Devant le fait qu'aucun mot ne vienne lui donner des explications, Drago commença à perdre patience devant une inconsciente. Hermione sentit son bras être comprimé fortement avant d'être attirée dans un coin du hall de son immeuble. Même si elle avait nettement reconnu la personne qui se trouvait tout près d'elle, le visage triste de Ron lui hantait maintenant l'esprit. Même si elle n'en était pas amoureuse, elle restait une amie qui n'aimait pas le voir souffrir ainsi et surtout par sa propre faute. Son père lui avait de toute façon conseillé d'être égoïste alors Voldemort aurait pu faire un retour inattendu et faire un carnage au ministère qu'Hermione serait restée là à pleurer sur ses propres problèmes. Alors Drago pouvait parler autant qu'il voulait, ça lui était complètement égal.

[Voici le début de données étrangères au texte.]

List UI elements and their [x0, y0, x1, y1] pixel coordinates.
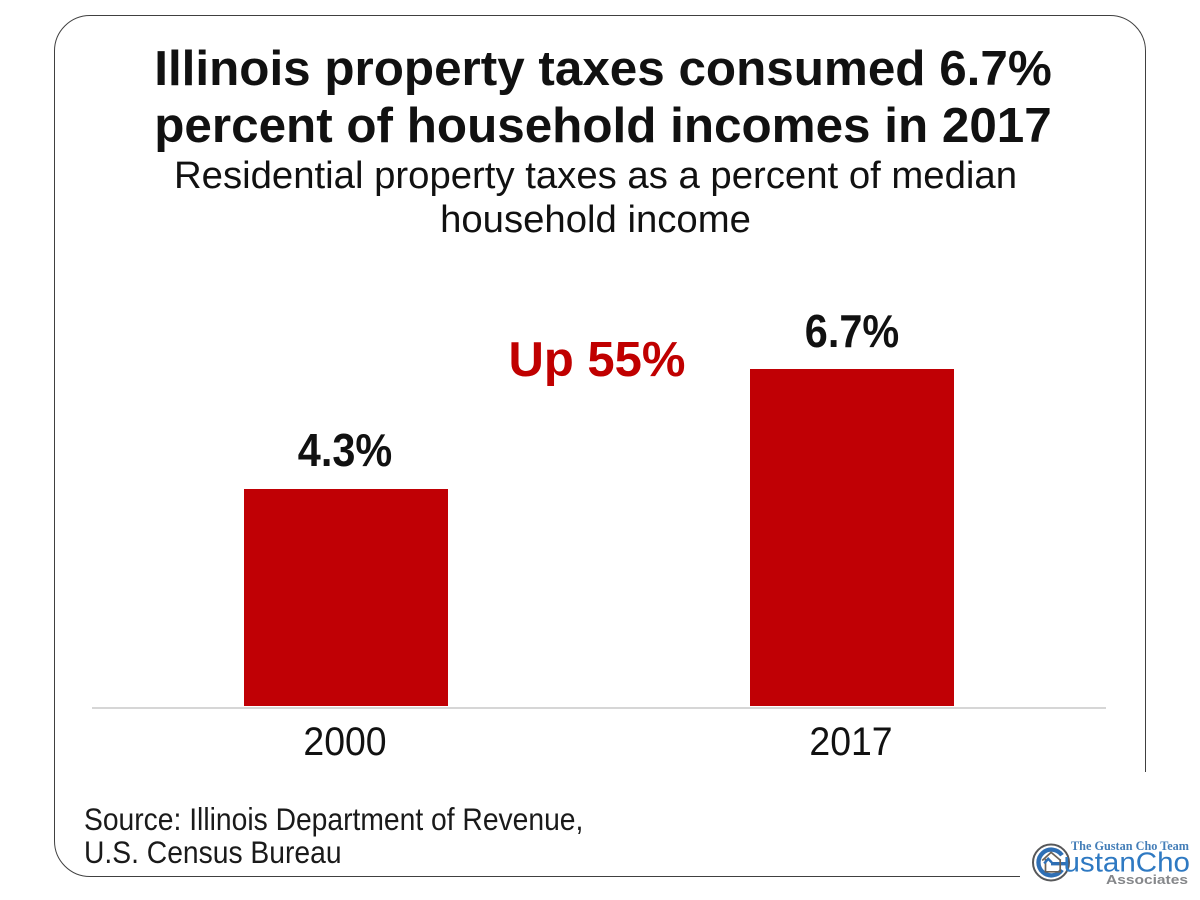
svg-text:ustanCho: ustanCho [1064, 847, 1191, 878]
svg-text:The Gustan Cho Team: The Gustan Cho Team [1071, 839, 1190, 853]
svg-text:Associates: Associates [1106, 872, 1188, 887]
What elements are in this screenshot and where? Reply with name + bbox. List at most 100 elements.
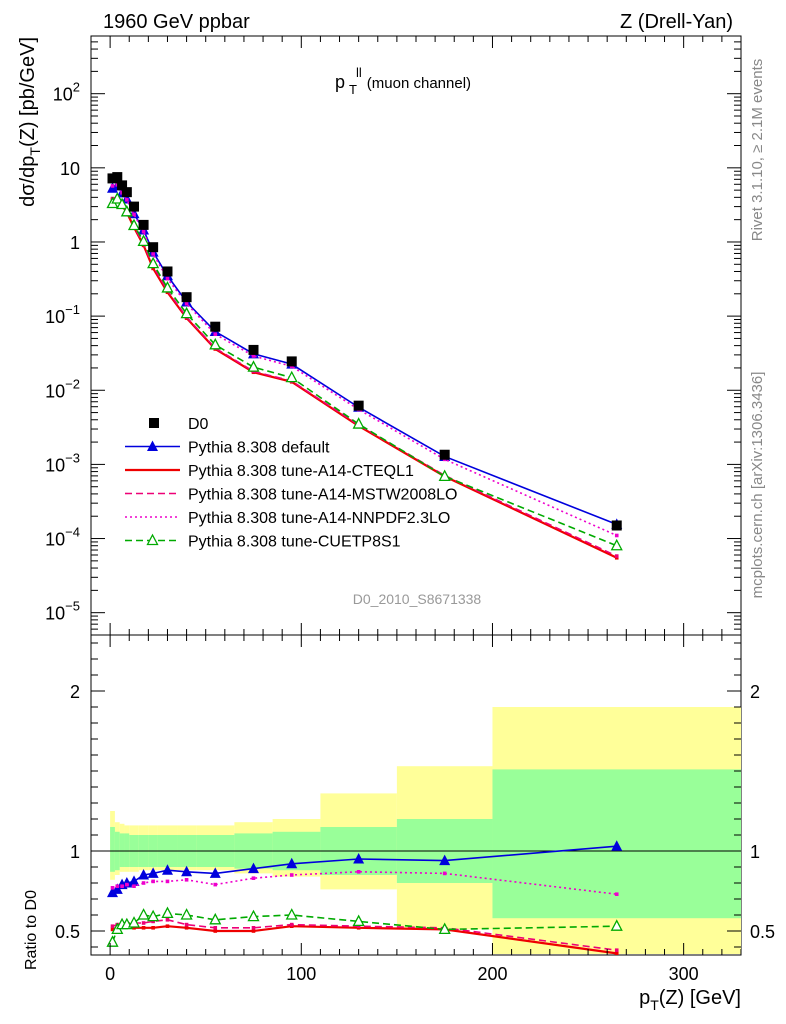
legend-entry-4: Pythia 8.308 tune-A14-NNPDF2.3LO bbox=[125, 510, 450, 527]
legend-label-1: Pythia 8.308 default bbox=[188, 440, 330, 457]
legend-label-0: D0 bbox=[188, 416, 209, 433]
ratio-series-3 bbox=[110, 870, 619, 896]
legend-label-5: Pythia 8.308 tune-CUETP8S1 bbox=[188, 534, 401, 551]
ratio-series bbox=[106, 840, 623, 955]
main-point-4-10 bbox=[251, 354, 256, 358]
ratio-point-4-6 bbox=[147, 909, 160, 922]
ratio-point-0-7 bbox=[161, 864, 173, 875]
ratio-point-1-4 bbox=[132, 926, 136, 930]
y-tick-exp: −1 bbox=[65, 302, 80, 317]
header-left: 1960 GeV ppbar bbox=[103, 11, 250, 33]
ratio-point-3-7 bbox=[165, 879, 170, 884]
y-tick-exp: −3 bbox=[65, 450, 80, 465]
main-point-5-2 bbox=[115, 197, 129, 210]
main-point-4-5 bbox=[141, 229, 146, 234]
legend-entry-1: Pythia 8.308 default bbox=[125, 440, 330, 457]
ratio-point-1-6 bbox=[151, 926, 155, 930]
y-tick-label-ratio-right-0.5: 0.5 bbox=[750, 922, 775, 942]
ratio-point-4-13 bbox=[438, 922, 451, 935]
header-right: Z (Drell-Yan) bbox=[620, 11, 733, 33]
main-point-4-0 bbox=[110, 184, 115, 188]
ratio-series-0 bbox=[107, 840, 623, 898]
ratio-point-4-14 bbox=[610, 919, 623, 931]
main-point-5-5 bbox=[137, 234, 150, 246]
legend: D0 Pythia 8.308 default Pythia 8.308 tune-… bbox=[125, 416, 457, 551]
ratio-point-3-8 bbox=[184, 878, 189, 882]
y-tick-base: 10 bbox=[45, 307, 65, 327]
y-tick-label-ratio-left-1: 1 bbox=[70, 842, 80, 862]
ratio-point-2-12 bbox=[356, 924, 361, 928]
y-tick-label-main-4: 10−1 bbox=[45, 302, 80, 327]
y-tick-label-main-7: 102 bbox=[53, 80, 80, 105]
ratio-point-0-4 bbox=[128, 875, 140, 886]
xlabel-part-1: p bbox=[639, 987, 650, 1009]
main-point-0-11 bbox=[286, 356, 297, 367]
x-tick-label-0: 0 bbox=[105, 964, 115, 984]
ylabel-part-1: dσ/dp bbox=[17, 156, 39, 207]
ratio-point-3-13 bbox=[442, 871, 447, 876]
main-series bbox=[106, 172, 623, 560]
x-tick-label-200: 200 bbox=[477, 964, 507, 984]
ratio-point-2-9 bbox=[213, 926, 218, 930]
y-tick-label-ratio-right-2: 2 bbox=[750, 682, 760, 702]
y-tick-base: 10 bbox=[45, 455, 65, 475]
main-series-5 bbox=[106, 192, 623, 551]
ratio-point-4-4 bbox=[127, 916, 141, 928]
legend-label-2: Pythia 8.308 tune-A14-CTEQL1 bbox=[188, 463, 414, 480]
y-tick-label-main-3: 10−2 bbox=[45, 376, 80, 401]
y-tick-base: 10 bbox=[45, 381, 65, 401]
main-point-0-2 bbox=[117, 180, 128, 191]
ratio-point-2-5 bbox=[141, 921, 146, 925]
ratio-point-4-11 bbox=[285, 908, 298, 920]
analysis-id: D0_2010_S8671338 bbox=[353, 591, 482, 607]
y-tick-exp: −4 bbox=[65, 525, 80, 540]
main-point-5-14 bbox=[610, 538, 623, 551]
ratio-point-3-1 bbox=[115, 884, 120, 888]
x-tick-label-100: 100 bbox=[286, 964, 316, 984]
legend-entry-0: D0 bbox=[149, 416, 209, 433]
ratio-point-0-14 bbox=[611, 840, 623, 851]
ratio-point-4-7 bbox=[161, 906, 174, 919]
main-point-5-12 bbox=[352, 417, 365, 429]
ratio-point-4-12 bbox=[352, 914, 365, 927]
main-point-5-6 bbox=[147, 256, 160, 269]
ratio-point-2-10 bbox=[251, 926, 256, 930]
y-tick-exp: −5 bbox=[65, 599, 80, 614]
ratio-point-0-11 bbox=[286, 857, 298, 869]
ratio-point-3-4 bbox=[132, 884, 136, 888]
ratio-point-0-10 bbox=[248, 862, 259, 874]
ratio-point-3-3 bbox=[125, 882, 129, 887]
ratio-point-3-6 bbox=[151, 879, 155, 884]
y-tick-label-main-1: 10−4 bbox=[45, 525, 80, 550]
ratio-point-3-0 bbox=[110, 886, 115, 890]
main-point-0-13 bbox=[439, 449, 450, 460]
main-point-2-6 bbox=[151, 266, 155, 271]
green-band-3 bbox=[124, 833, 130, 867]
ratio-point-0-0 bbox=[107, 886, 119, 898]
ratio-point-4-10 bbox=[247, 909, 260, 922]
legend-entry-3: Pythia 8.308 tune-A14-MSTW2008LO bbox=[125, 487, 457, 504]
rivet-label: Rivet 3.1.10, ≥ 2.1M events bbox=[749, 59, 766, 242]
ratio-point-1-10 bbox=[251, 929, 256, 933]
main-point-0-12 bbox=[353, 400, 364, 411]
y-tick-label-main-6: 10 bbox=[60, 159, 80, 179]
main-point-0-1 bbox=[112, 172, 123, 183]
y-tick-exp: −2 bbox=[65, 376, 80, 391]
ratio-point-1-0 bbox=[110, 927, 115, 932]
main-point-5-11 bbox=[285, 370, 298, 383]
ratio-point-2-8 bbox=[184, 922, 189, 927]
ratio-point-0-9 bbox=[209, 867, 221, 878]
y-tick-label-ratio-left-2: 2 bbox=[70, 682, 80, 702]
panel-title: p T ll (muon channel) bbox=[335, 61, 471, 98]
ratio-point-1-7 bbox=[165, 924, 170, 928]
legend-swatch-0 bbox=[149, 418, 159, 428]
xlabel-part-2: (Z) [GeV] bbox=[659, 987, 741, 1009]
legend-entry-2: Pythia 8.308 tune-A14-CTEQL1 bbox=[125, 463, 414, 480]
main-point-5-1 bbox=[111, 192, 124, 204]
ratio-point-3-2 bbox=[120, 884, 124, 888]
main-point-5-4 bbox=[127, 218, 141, 231]
main-point-5-13 bbox=[438, 469, 451, 481]
main-point-5-10 bbox=[247, 360, 260, 372]
y-tick-label-main-5: 1 bbox=[70, 233, 80, 253]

- Mais qu'est ce qui te prend ? Qu'est ce qui se passe Granger ? S'écria-t-il en tentant de la provoquer avant de rabattre sa capuche en arrière et voir l'état de choc de la Gryffondor.
Hermione pu alors entendre Drago soupirer et se voir atterrir dans ses bras sans un mot d'accompagnement. Il l'aida ensuite à monter les escaliers, marches après marches et lança un sort d'insonorisation lorsqu'ils arrivèrent à la hauteur de l'avant dernier étage. Un geste après l'autre, il l'aida ensuite à enlever sa cape, la regarda s'installer comme une enfant fatiguée dans son lit avant de se sentir de trop et d'ouvrir la porte pour s'en aller.
- Drago…
- Oui ? Murmura-t-il.
- Merci…
- De rien, lui répondit-il avant de s'approcher et de lui donner un baiser sur le front.
Hermione ferma alors les yeux à cette tendresse bienvenue et de peur de la voir à jamais s'envoler, elle saisit la main de Drago pour le forcer à s'asseoir à côté d'elle afin qu'elle puisse se blottir contre lui. Sans en demander plus, le Serpentard s'installa alors confortablement dans ce lit qui lui avait pourtant offert davantage moins d'une semaine plus tôt, et d'une manière automatique, il caressa le dos de la Gryffondor jusqu'à ce qu'elle s'endorme contre lui. Bercée par les mouvements et les battements de cœurs, Hermione obtint alors une trêve de sa conscience et se laissa porter vers un semblant de paix intérieure.